About

Benjamin Du Preez

I'm a pragmatic software engineer focused on where systems meet humans, with a love of beautiful design and a drive to do meaningful work.

I'm currently a senior software engineer at Flock Safety, where I act as lead on my team. Flock helps solve 700k+ crimes annually; my team focuses on the accountability layer that helps agencies ensure it's done right. We build transparency portals, granular sharing controls, purpose-based search filters, and audit trails. In my role I have the rare opportunity to ship code that protects life, property, and liberty.

Along the way I helped set up our design system and tried to popularize good patterns. I love working with Product/UX, and writing tickets almost as much as writing code. But building a team that generates good work is my ultimate goal.

Outside of engineering, I have a casual interest in a variety of topics, including: architecture, design, cities, economics, and financial markets. The common thread between these is perhaps this: at their best, they have a capacity for self-improvement. Great design, products, and architecture evolve over time as creative new ideas emerge and only the best ones are kept. And the most successful companies and economies are those with the cultures and markets that embrace this process. Those with dynamism.

Codebases are the same. They evolve over time to find solutions to customer problems. Good ones compress that knowledge into code concisely. They are structured to make it easy to spread good ideas and hard to keep bad ones (it's no coincidence that the idea of a "design pattern" originated with an architect and town planner, Christopher Alexander). And the best companies and teams are those with the culture that encourage this process to take place — they generate good codebases.

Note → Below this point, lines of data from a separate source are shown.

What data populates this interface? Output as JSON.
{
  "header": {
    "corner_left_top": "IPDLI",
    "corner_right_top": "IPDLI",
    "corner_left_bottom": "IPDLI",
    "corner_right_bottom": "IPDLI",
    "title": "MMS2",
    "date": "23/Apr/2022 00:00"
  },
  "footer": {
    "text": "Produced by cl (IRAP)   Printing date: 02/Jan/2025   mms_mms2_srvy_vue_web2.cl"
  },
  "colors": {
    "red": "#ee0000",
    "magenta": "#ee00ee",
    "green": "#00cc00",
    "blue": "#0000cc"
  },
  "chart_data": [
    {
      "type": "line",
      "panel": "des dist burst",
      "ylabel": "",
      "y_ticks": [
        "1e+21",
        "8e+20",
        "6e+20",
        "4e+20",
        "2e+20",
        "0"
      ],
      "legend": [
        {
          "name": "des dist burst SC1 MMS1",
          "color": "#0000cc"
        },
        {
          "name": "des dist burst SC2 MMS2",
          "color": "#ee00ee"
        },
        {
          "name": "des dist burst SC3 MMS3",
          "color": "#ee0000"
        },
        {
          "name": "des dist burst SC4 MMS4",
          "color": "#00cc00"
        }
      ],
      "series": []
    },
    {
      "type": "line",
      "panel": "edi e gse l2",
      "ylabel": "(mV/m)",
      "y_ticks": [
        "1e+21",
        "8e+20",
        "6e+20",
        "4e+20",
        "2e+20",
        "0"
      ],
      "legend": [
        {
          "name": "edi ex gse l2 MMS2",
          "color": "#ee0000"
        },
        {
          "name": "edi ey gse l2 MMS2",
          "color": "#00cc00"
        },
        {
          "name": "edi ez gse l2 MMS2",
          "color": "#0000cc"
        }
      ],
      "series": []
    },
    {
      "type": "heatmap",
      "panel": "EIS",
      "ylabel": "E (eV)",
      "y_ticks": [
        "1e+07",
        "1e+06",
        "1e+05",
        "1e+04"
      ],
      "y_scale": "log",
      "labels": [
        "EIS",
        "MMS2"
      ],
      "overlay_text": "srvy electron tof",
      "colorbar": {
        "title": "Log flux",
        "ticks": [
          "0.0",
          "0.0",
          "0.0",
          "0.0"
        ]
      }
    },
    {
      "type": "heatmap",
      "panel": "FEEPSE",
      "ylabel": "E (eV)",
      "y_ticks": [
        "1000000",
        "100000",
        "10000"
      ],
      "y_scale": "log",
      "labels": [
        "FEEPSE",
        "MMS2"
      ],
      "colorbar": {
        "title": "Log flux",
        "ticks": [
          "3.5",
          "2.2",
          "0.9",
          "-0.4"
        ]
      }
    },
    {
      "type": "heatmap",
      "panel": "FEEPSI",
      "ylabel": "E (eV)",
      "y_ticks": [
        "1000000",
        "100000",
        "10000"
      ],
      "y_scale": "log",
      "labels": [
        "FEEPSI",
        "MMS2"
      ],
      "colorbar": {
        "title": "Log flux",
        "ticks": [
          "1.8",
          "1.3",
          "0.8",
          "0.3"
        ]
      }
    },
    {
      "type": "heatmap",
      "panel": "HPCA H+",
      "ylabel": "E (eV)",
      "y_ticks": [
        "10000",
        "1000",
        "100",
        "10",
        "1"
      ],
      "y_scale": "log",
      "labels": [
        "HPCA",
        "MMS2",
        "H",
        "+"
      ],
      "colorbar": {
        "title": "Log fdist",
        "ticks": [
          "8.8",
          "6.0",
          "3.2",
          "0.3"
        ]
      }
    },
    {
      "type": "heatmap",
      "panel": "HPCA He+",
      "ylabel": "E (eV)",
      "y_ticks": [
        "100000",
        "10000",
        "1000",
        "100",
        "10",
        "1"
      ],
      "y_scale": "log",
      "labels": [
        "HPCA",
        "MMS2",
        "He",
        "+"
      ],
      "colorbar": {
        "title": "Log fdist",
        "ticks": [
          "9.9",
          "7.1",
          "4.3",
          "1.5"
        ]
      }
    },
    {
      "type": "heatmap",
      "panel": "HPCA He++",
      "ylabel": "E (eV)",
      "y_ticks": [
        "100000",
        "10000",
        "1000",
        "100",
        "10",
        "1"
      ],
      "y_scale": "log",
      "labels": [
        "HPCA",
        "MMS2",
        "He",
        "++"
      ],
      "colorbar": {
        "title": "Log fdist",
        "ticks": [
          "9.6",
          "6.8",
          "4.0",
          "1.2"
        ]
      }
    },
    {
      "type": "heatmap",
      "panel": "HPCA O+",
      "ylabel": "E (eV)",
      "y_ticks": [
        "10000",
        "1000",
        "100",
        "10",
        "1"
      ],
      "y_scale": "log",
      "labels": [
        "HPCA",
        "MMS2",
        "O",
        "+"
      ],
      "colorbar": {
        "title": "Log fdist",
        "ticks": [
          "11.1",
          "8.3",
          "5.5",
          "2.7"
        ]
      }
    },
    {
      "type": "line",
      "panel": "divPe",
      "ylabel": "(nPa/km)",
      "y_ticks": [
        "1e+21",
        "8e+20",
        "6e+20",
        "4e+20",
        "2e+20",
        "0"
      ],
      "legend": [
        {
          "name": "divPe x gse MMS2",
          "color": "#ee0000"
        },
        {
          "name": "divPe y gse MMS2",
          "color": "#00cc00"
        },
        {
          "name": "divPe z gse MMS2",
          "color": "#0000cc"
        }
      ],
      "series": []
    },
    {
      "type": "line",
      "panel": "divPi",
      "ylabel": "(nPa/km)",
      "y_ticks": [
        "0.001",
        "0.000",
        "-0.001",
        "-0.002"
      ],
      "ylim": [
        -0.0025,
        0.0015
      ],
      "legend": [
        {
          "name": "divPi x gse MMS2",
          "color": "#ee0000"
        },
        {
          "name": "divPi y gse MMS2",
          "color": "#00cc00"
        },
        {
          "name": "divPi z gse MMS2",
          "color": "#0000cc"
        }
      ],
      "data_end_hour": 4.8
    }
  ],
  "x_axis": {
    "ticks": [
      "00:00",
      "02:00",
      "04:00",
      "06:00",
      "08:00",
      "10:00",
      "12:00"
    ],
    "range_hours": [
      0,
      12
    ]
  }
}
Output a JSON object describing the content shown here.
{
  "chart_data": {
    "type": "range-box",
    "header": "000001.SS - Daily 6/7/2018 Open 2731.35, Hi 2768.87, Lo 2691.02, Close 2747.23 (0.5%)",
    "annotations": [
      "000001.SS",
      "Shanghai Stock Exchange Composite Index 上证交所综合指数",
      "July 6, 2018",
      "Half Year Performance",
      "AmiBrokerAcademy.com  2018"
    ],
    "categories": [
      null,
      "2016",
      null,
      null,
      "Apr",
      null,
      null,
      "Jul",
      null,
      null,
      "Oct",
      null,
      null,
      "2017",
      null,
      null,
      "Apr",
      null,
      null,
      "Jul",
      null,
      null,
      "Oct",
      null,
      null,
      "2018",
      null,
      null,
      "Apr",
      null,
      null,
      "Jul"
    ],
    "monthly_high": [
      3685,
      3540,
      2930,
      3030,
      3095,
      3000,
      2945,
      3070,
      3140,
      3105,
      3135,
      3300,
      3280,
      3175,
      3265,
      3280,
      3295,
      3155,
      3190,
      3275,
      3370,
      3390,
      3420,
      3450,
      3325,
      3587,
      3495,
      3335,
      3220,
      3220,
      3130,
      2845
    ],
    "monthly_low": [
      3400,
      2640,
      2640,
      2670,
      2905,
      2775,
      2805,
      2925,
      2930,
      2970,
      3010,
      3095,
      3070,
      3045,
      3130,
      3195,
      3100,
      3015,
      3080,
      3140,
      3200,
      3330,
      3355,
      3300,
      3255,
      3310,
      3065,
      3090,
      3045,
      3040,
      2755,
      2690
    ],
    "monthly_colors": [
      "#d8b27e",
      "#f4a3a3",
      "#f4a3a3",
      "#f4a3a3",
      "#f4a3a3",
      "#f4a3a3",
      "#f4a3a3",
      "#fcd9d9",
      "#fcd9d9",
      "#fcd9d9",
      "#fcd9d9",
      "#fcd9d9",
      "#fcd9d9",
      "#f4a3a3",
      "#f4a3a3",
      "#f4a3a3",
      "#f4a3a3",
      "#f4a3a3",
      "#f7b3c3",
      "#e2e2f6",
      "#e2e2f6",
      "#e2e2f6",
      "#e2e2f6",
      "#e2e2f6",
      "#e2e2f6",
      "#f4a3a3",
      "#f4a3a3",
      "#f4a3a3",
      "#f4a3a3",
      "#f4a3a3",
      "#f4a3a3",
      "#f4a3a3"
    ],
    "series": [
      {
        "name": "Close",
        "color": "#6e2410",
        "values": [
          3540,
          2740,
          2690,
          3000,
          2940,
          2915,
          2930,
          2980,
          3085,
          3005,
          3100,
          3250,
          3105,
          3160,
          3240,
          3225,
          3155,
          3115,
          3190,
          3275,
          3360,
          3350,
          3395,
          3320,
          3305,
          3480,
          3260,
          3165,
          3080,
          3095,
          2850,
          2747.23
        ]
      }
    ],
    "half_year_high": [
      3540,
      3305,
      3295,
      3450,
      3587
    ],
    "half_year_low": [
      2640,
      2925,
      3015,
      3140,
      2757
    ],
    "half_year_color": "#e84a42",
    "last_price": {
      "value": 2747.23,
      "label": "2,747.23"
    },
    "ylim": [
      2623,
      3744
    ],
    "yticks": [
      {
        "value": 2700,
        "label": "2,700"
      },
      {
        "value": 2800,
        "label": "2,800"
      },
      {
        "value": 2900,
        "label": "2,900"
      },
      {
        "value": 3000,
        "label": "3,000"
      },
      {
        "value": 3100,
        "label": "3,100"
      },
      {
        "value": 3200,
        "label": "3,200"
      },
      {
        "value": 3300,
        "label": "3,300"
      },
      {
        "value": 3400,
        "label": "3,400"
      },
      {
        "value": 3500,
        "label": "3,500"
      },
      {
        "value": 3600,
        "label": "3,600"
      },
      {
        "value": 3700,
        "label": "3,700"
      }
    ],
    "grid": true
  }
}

I am deeply optimistic about the human capacity for progress. Life will always be full of problems, but, unless they defy the laws of physics, none of them are unsolvable. As the application of knowledge to solving problems, technology is humanity's ultimate superpower. To me, startups are one of the best ways to put this superpower to work. One day, I'd like to start one myself.

I attended college in beautiful South Africa and grad school in the dynamic United States, where I still live. The move reinforced something I'd long suspected: that environments matter enormously, and that moving is one of the highest-leverage decisions you can make.

I call myself a "life-beginner" because I think that's the right orientation. It allows me to stay dynamic. There's always more to understand, more beauty to see, more ways to grow. The alternative — thinking you've figured it all out — seems both false and boring.

To this end, I enjoy traveling with my wife Meg, usually with my 35mm film camera in tow.